The US Preventive Services Task Force (USPSTF) estimates the benefit of mammography in women aged 50-74 years to be a 30% reduction in risk of death from breast cancer. For women aged 40-49 years, the risk of death is decreased by 17%.

There are 2 types of mammography examinations: screening and diagnostic. Screening mammography is done in asymptomatic women. Diagnostic mammography is performed in symptomatic women (eg, when a breast lump or nipple discharge is found during self-examination or an abnormality is found during screening mammography). This examination is more involved, time-consuming, and expensive than screening mammography and is used to determine the exact size and location of breast abnormalities and to image the surrounding tissue and lymph nodes. Women with breast implants or a personal history of breast cancer will usually require the additional views used in diagnostic mammography.
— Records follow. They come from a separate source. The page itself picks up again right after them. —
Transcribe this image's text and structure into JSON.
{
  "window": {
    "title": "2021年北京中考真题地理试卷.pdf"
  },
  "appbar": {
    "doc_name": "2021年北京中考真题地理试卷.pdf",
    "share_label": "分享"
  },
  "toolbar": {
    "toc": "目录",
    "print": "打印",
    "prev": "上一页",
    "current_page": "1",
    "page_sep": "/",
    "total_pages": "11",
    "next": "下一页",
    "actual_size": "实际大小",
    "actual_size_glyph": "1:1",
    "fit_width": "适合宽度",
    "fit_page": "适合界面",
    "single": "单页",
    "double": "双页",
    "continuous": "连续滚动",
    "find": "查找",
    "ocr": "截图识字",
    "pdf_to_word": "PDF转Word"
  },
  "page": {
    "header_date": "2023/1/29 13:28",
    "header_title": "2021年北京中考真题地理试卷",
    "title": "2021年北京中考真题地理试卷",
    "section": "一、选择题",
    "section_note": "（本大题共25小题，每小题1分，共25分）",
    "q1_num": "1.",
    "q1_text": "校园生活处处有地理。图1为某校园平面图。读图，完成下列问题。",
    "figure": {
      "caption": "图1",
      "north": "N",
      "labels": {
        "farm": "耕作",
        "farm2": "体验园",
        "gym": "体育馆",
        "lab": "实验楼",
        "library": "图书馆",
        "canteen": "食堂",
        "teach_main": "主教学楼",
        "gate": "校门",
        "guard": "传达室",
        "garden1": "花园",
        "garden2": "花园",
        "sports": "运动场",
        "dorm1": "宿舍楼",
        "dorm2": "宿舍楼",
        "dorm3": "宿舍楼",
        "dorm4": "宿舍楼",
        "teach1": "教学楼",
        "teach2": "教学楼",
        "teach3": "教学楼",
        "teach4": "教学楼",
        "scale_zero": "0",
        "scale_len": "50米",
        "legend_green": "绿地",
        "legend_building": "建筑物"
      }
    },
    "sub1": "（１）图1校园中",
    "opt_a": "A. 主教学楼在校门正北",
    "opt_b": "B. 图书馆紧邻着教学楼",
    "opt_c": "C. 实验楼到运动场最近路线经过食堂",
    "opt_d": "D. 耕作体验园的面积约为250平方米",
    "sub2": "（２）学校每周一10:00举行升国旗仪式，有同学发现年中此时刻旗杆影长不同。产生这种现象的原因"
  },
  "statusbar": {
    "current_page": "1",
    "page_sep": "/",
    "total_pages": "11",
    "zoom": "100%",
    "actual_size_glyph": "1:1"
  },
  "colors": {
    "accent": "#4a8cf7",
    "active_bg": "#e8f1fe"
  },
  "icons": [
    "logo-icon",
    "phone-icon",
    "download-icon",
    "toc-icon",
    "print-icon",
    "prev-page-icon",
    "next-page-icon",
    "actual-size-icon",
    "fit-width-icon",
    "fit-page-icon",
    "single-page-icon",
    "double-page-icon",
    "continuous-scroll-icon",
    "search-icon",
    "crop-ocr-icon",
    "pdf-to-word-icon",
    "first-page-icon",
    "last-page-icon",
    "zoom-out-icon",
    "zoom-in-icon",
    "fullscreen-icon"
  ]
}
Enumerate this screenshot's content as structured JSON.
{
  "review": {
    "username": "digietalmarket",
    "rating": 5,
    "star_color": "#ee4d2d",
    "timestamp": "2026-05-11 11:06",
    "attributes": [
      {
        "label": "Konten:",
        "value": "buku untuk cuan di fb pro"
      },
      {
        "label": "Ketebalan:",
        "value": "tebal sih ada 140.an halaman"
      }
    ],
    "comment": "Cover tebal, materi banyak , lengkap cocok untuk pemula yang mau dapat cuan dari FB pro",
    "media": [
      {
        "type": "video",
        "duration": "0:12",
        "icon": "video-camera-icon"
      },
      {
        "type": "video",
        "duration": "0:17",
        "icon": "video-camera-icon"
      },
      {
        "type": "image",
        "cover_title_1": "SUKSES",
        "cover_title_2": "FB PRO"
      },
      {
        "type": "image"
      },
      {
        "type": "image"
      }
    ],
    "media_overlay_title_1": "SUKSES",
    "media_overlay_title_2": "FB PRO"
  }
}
The American College of Radiology (ACR) has established the Breast Imaging Reporting and Data System (BI-RADS) to guide the breast cancer diagnostic routine. BI-RADS is the product of a collaborative effort between members of various committees of the ACR in cooperation with the National Cancer Institute (NCI), the Centers for Disease Control and Prevention (CDC), the FDA, the American Medical Association (AMA), the American College of Surgeons (ACS), and the College of American Pathologists (CAP). [9]
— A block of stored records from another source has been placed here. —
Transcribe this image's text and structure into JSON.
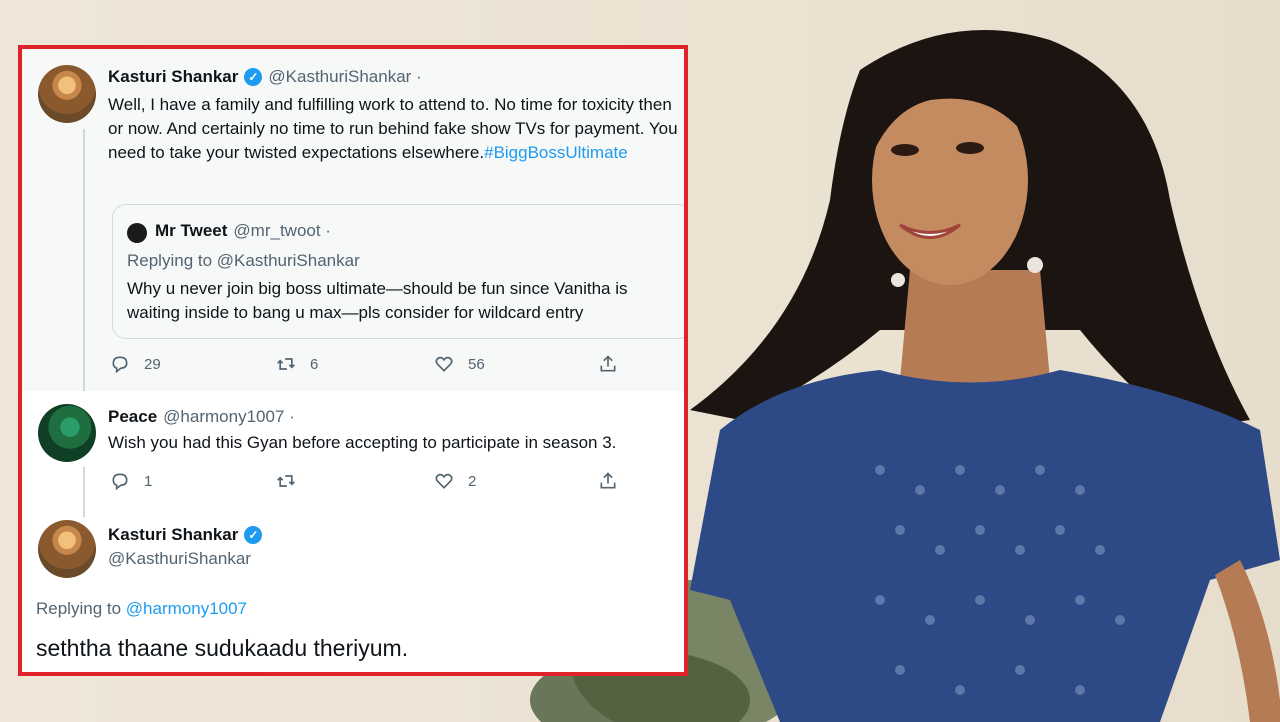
{
  "thread": {
    "tweet1": {
      "name": "Kasturi Shankar",
      "handle": "@KasthuriShankar ·",
      "text": "Well, I have a family and fulfilling work to attend to. No time for toxicity then or now. And certainly no time to run behind fake show TVs for payment. You need to take your twisted expectations elsewhere.",
      "hashtag": "#BiggBossUltimate",
      "quote": {
        "name": "Mr Tweet",
        "handle": "@mr_twoot ·",
        "replying_prefix": "Replying to",
        "replying_handle": "@KasthuriShankar",
        "text": "Why u never join big boss ultimate—should be fun since Vanitha is waiting inside to bang u max—pls consider for wildcard entry"
      },
      "replies": "29",
      "retweets": "6",
      "likes": "56"
    },
    "tweet2": {
      "name": "Peace",
      "handle": "@harmony1007 ·",
      "text": "Wish you had this Gyan before accepting to participate in season 3.",
      "replies": "1",
      "retweets": "",
      "likes": "2"
    },
    "tweet3": {
      "name": "Kasturi Shankar",
      "handle": "@KasthuriShankar",
      "replying_prefix": "Replying to",
      "replying_handle": "@harmony1007",
      "text": "seththa thaane sudukaadu theriyum."
    }
  },
  "icons": {
    "reply": "reply-icon",
    "retweet": "retweet-icon",
    "like": "heart-icon",
    "share": "share-icon",
    "verified": "verified-badge-icon"
  },
  "colors": {
    "frame": "#e0222a",
    "link": "#1d9bf0",
    "muted": "#536471",
    "text": "#0f1419"
  }
}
The BI-RADS system includes categories or levels that are used to standardize interpretation of mammograms among radiologists. For referring physicians, the BI-RADS categories indicate the patient’s risk of malignancy and recommend a specific course of action.

Of all of the screening mammograms performed annually, approximately 90% show no evidence of cancer. On necessary further diagnostic testing, approximately 2% of all screening mammograms are shown to be abnormal and require biopsy. Among cases referred for biopsy, approximately 80% of the abnormalities are shown to be benign, and 20% are shown to be cancerous.